I know we had a hard time finding a bike with enough standover clearance - even the smallest of regular frames resulted in no clearance... The women's specific equivalent frames (from the same manufacturers) were fine - but the majority of them had "curved" top tubes or similar... Yet, apparently women have a higher leg/torso relationship than men. (Although I am sure I read some research somewhere that said on average it's actually about the same for a given ethnicity).

IMO - this is exaggerated even more with 29ers - to the point that the 5ft5" Mrs. OutLore will have her feet hit the front wheel if she's taking a tight corner, on a small framed Specialized Jett...


----------



## SunnyNAZ (Oct 31, 2012)

Fargo, the best answer is..it depends. Sorry but that is really the way it goes. Many here swear by the men's unisex and have said that they sometimes put less sturdy components on the Women Specific Design (WSD) bikes. Then there is the build and body type of the person. I am only 5'2" but I prefer the men's unisex (xs) because they typically have a longer top tube. I have a long torso and short legs so it works for me. Others will find the WSD to be a better fit. Get her to try some different bikes and don't limit yourselves to the WSD bikes. Good luck!


----------



## mtbxplorer (Dec 25, 2009)

I have not tried one yet, and have been MTB'g for 25 years. Of course, I could be missing something and just not know it yet.


----------



## sooshee (Jun 16, 2012)

My road bike is WSD, the rest of my bikes are unisex. I always change my stems (to super short) and my saddles, so really I can't tell the difference. Aside from paint colors, but luckily my brand of choice offers pink in unisex frames, especially for cyclocross. Score for me!
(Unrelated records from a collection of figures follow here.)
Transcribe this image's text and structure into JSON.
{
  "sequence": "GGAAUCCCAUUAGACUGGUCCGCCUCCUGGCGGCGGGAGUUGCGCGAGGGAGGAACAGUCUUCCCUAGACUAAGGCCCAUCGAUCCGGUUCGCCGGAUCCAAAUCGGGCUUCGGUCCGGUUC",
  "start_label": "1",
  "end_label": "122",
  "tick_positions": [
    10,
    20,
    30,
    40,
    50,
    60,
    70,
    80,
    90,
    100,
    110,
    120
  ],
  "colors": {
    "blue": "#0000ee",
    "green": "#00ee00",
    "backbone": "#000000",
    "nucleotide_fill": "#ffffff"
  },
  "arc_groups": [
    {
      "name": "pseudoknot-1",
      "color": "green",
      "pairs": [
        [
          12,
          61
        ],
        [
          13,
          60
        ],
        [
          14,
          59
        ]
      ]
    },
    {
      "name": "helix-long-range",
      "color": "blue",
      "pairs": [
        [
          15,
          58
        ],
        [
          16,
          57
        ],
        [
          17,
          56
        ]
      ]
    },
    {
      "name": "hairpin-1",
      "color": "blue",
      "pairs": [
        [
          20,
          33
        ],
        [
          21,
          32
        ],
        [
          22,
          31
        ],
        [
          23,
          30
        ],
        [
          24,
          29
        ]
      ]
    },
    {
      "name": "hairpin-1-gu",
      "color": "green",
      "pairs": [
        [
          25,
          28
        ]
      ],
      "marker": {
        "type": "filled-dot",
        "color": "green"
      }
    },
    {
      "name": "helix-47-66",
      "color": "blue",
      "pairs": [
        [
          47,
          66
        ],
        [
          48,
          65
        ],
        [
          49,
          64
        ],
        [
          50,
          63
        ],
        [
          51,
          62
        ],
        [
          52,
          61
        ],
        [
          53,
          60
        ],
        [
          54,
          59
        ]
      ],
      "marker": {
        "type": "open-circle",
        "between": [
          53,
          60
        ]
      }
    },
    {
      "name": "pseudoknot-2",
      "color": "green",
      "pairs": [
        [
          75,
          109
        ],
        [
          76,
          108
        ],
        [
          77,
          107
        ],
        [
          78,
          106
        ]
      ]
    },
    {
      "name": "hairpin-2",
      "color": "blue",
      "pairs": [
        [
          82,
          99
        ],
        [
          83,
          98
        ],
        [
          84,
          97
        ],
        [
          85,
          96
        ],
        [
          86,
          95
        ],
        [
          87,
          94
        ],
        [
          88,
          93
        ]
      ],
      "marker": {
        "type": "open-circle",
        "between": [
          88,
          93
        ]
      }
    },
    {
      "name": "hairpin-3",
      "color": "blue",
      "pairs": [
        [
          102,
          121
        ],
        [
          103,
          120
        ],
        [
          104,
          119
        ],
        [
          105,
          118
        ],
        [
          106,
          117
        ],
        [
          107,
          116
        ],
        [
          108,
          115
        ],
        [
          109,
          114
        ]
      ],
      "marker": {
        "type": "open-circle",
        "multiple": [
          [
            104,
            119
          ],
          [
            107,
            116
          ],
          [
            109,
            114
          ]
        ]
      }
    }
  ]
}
It's really best to just try a bunch of bikes and see what feels the best. I really hate when bike shops tell women that women's bikes are automatically better. In my experience, I had to change the same things on a women's bike as I do on a unisex for it to fit correctly.

(for reference, I'm 5'8" with insanely long legs, so I fit easily on common unisex sizes)


----------



## Fargo1 (Oct 19, 2012)

Thank you everyone. Sounds like it could work either way. Kind of what I thought. Guess I just need to get her to sit on some bikes.


----------



## Rae6503 (Jun 30, 2009)

I'm 5'9". I walked into a shop and told them I needed medium frame. The first thing they put me on was a Giant's women specific. Too small for me, and just kind of a "weird" fit. The medium men's of the same bike was fine.

So again, it depends. I know smaller women tend to like them.


----------



## sooshee (Jun 16, 2012)

Ray6503 said:


> I'm 5'9". I walked into a shop and told them I needed medium frame. The first thing they put me on was a Giant's women specific. Too small for me, and just kind of a "weird" fit. The medium men's of the same bike was fine.
> 
> So again, it depends. I know smaller women tend to like them.


Weird, the same thing happened to me when I bought my first MTB... unfortunately, I ended up buying the women's medium frame (ironically, also a Giant) and dealt with fit issues until I got a unisex Specialized in medium


----------